Craig - see below...

On Mon, Jan 30, 2012 at 11:35 PM, Craig Weinberg <whatsons...@gmail.com> wrote:
> They are part of the same thing, although perpendicular (organization
> is material forms across volumetric space, experience is entangled
> perceptions through sequential time...exact opposites, always.)

This contradicts what you said earlier, when you said experience and
organization overlap and influence each other, but not always. I can
dig out the reference if you need me to, it was just a couple days
ago.

>>
>> We also apparently agree that it is the interactions among the parts (eg
>> the forces), and not what the parts are made of per se, that determines the
>> subjectivity
>
> No, the interactions arise from the parts themselves, just as
> civilization arises from a history of actual human beings living and
> working together. The culture is not an expression of abstract forces
> among people, it is a concrete realization of people themselves, just
> as a coral reef is an expression of coral, not reefness.

We are basically saying the same thing here. To disagree is to get
caught up in semantics.

>> (granting your point that different substrates might not have
>> identical dynamics).  If a silicon organism and a carbon based organism did
>> hypothetically experience identical forces, as you say, they would be
>> identical.
>
> Right, because forces are figurative. All forces are experiences of
> physical beings (person, asteroid, star, atom, etc). When we
> experience our own forces, it's consciousness, life, work, family,
> friends, dreams, etc. When we experience something else's forces, it
> depends how similar that thing is to us. If it's pretty similar, we
> say it's an animal, and it's forces are instincts. If it's a cell or
> molecule, we say it's chemical reactions. If it's a physical substance
> we say it's energy. It's all one thing - stuff being and doing. Not
> beingness and doingness pretending that it's stuff. Again, it's more
> useful to model it the wrong way, because that's how we can figure out
> how to cheat the system, but if we want to understand what is actually
> going on and what consciousness really is, we need to turn it inside
> out and come to our own senses.

OK, but I will just add my voice to the chorus and ask: how do you
know this?  Just as Bruno says, you speak as if you know the truth of
the matter, when at best all anyone has is a nice model that explains
what is happening, and/or simulates such a model to make predictions.
After all this time I still don't understand your model, and you
haven't made any predictions in spite of your religious confidence in
your theory.

My hunch is that you have developed strong intuitions over the years
and formulated what, to you, feels like a cohesive integration of all
your intuitions about the way the world is, and gave it a name. The
funny thing, to me, is that many of your intuitions *would* make you a
computationalist, except that you have an even stronger intuition in
the primacy of "sense" and its assumed symmetry with electromagnetic
force (and nuclear forces, and gravity). However, once you make
"sense" primary, you assume what is to be explained (as Bruno says),
and just as bad, there is still the mystery of how the sense/force
symmetry works, how it can have "bidirectional causality", and so on.
It has never been clear what the payoff is for going along with all
that - it's an awful lot to assume out of the gate.

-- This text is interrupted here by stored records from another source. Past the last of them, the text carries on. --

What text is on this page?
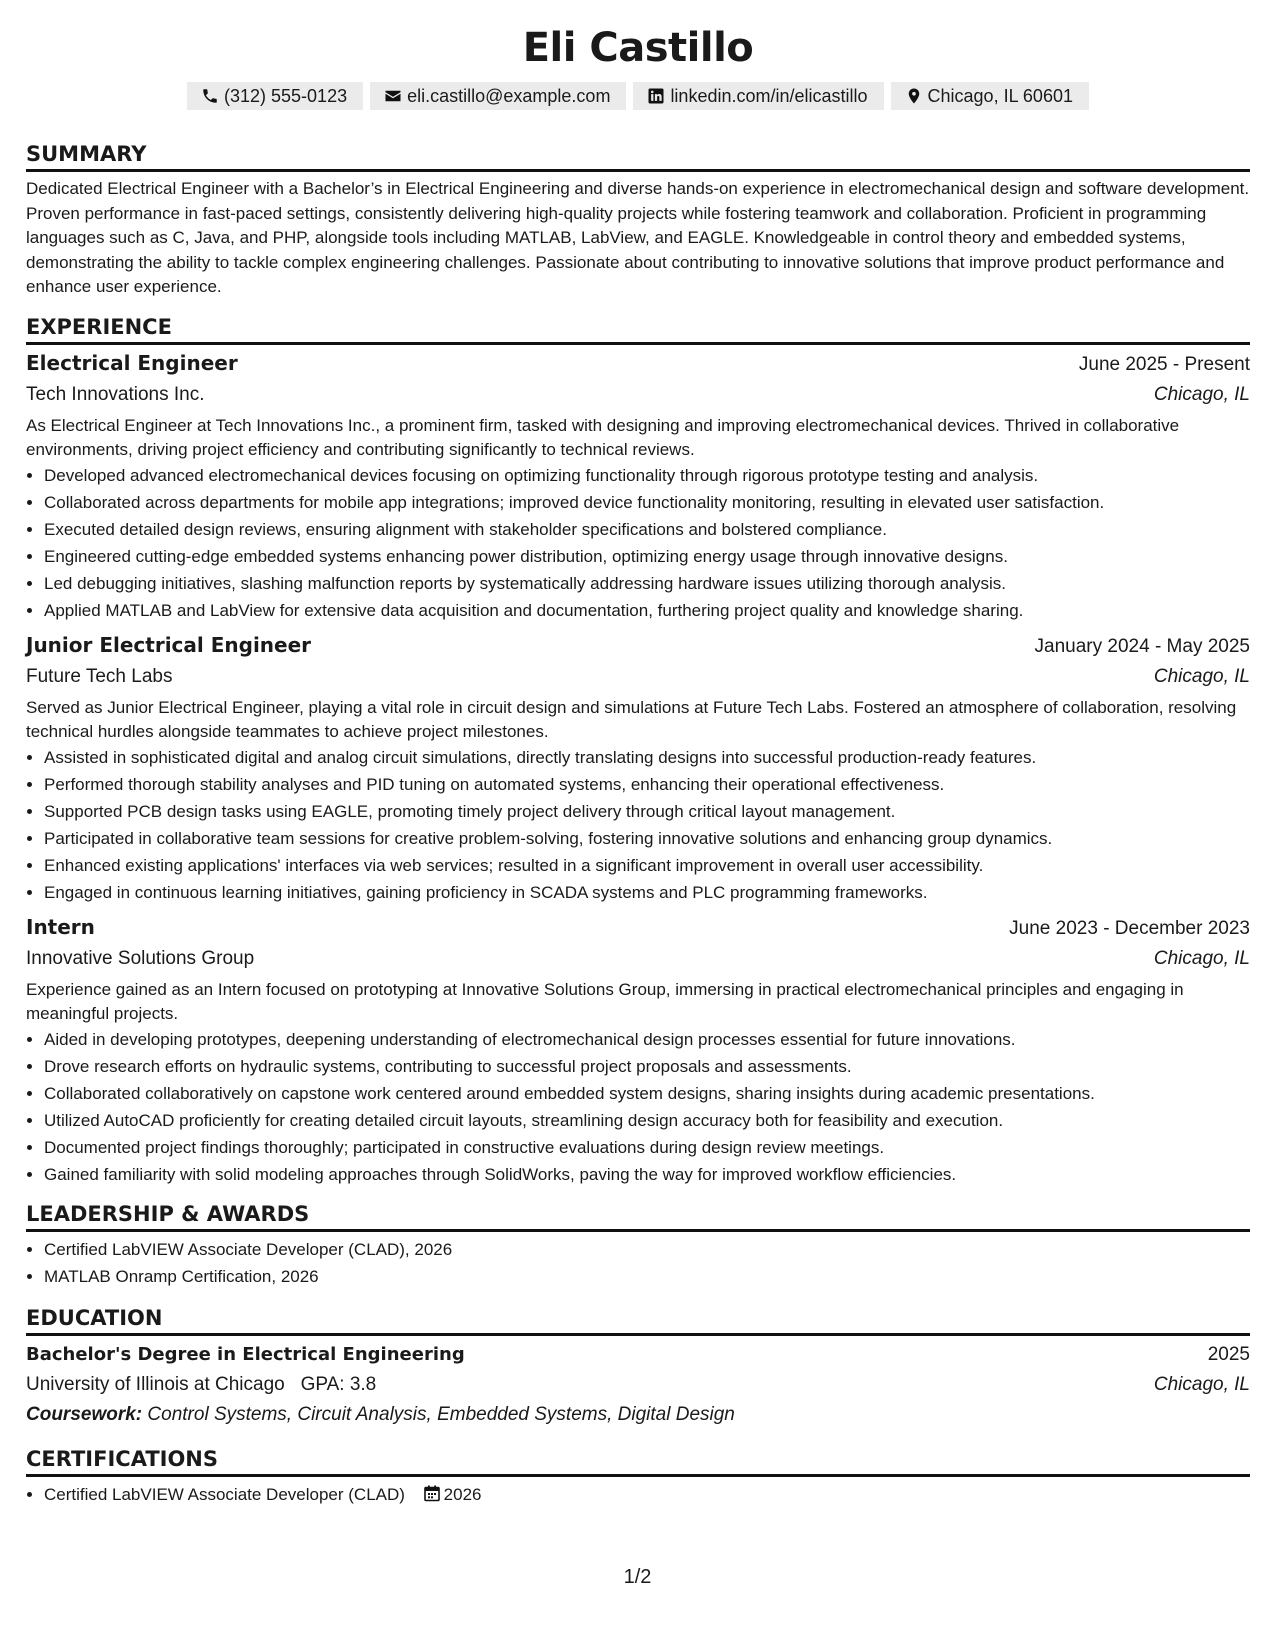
Eli Castillo
(312) 555-0123	eli.castillo@example.com	linkedin.com/in/elicastillo	Chicago, IL 60601
SUMMARY

Dedicated Electrical Engineer with a Bachelor’s in Electrical Engineering and diverse hands-on experience in electromechanical design and software development. Proven performance in fast-paced settings, consistently delivering high-quality projects while fostering teamwork and collaboration. Proficient in programming languages such as C, Java, and PHP, alongside tools including MATLAB, LabView, and EAGLE. Knowledgeable in control theory and embedded systems, demonstrating the ability to tackle complex engineering challenges. Passionate about contributing to innovative solutions that improve product performance and enhance user experience.

EXPERIENCE
Electrical Engineer	June 2025 - Present
Tech Innovations Inc.	Chicago, IL

As Electrical Engineer at Tech Innovations Inc., a prominent firm, tasked with designing and improving electromechanical devices. Thrived in collaborative environments, driving project efficiency and contributing significantly to technical reviews.

• Developed advanced electromechanical devices focusing on optimizing functionality through rigorous prototype testing and analysis.
• Collaborated across departments for mobile app integrations; improved device functionality monitoring, resulting in elevated user satisfaction.
• Executed detailed design reviews, ensuring alignment with stakeholder specifications and bolstered compliance.
• Engineered cutting-edge embedded systems enhancing power distribution, optimizing energy usage through innovative designs.
• Led debugging initiatives, slashing malfunction reports by systematically addressing hardware issues utilizing thorough analysis.
• Applied MATLAB and LabView for extensive data acquisition and documentation, furthering project quality and knowledge sharing.
Junior Electrical Engineer	January 2024 - May 2025
Future Tech Labs	Chicago, IL

Served as Junior Electrical Engineer, playing a vital role in circuit design and simulations at Future Tech Labs. Fostered an atmosphere of collaboration, resolving technical hurdles alongside teammates to achieve project milestones.

• Assisted in sophisticated digital and analog circuit simulations, directly translating designs into successful production-ready features.
• Performed thorough stability analyses and PID tuning on automated systems, enhancing their operational effectiveness.
• Supported PCB design tasks using EAGLE, promoting timely project delivery through critical layout management.
• Participated in collaborative team sessions for creative problem-solving, fostering innovative solutions and enhancing group dynamics.
• Enhanced existing applications' interfaces via web services; resulted in a significant improvement in overall user accessibility.
• Engaged in continuous learning initiatives, gaining proficiency in SCADA systems and PLC programming frameworks.
Intern	June 2023 - December 2023
Innovative Solutions Group	Chicago, IL

Experience gained as an Intern focused on prototyping at Innovative Solutions Group, immersing in practical electromechanical principles and engaging in meaningful projects.

• Aided in developing prototypes, deepening understanding of electromechanical design processes essential for future innovations.
• Drove research efforts on hydraulic systems, contributing to successful project proposals and assessments.
• Collaborated collaboratively on capstone work centered around embedded system designs, sharing insights during academic presentations.
• Utilized AutoCAD proficiently for creating detailed circuit layouts, streamlining design accuracy both for feasibility and execution.
• Documented project findings thoroughly; participated in constructive evaluations during design review meetings.
• Gained familiarity with solid modeling approaches through SolidWorks, paving the way for improved workflow efficiencies.
LEADERSHIP & AWARDS
• Certified LabVIEW Associate Developer (CLAD), 2026
• MATLAB Onramp Certification, 2026
EDUCATION
Bachelor's Degree in Electrical Engineering	2025
University of Illinois at Chicago GPA: 3.8	Chicago, IL
Coursework: Control Systems, Circuit Analysis, Embedded Systems, Digital Design
CERTIFICATIONS
• Certified LabVIEW Associate Developer (CLAD) 2026
1/2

I hope it is apparent that I have made an honest attempt to understand
your ideas, but I don't really expect you to be able to answer my
queries in a way that satisfies my curiosity and desire for coherence,
because my impression is that you are too invested in your worldview
to look at it from a skeptical outsider's point of view. Instead, my
expectation is that you will tell me I'm wrong, or that I haven't made
the effort, or you will continue to use imprecise language and
metaphors to explicate what is ultimately a haphazard pile of
disconnected and fuzzy intuitions, when what would make me happy is
some equations and some predictions.  That's why Bruno's ideas are
compelling, because he actually has equations and predictions and a
story for the mind/body problem that doesn't assume anything but
elementary math... pretty awesome when you think about it, wouldn't
you say?  Even if he's wrong, that's a hell of a contribution.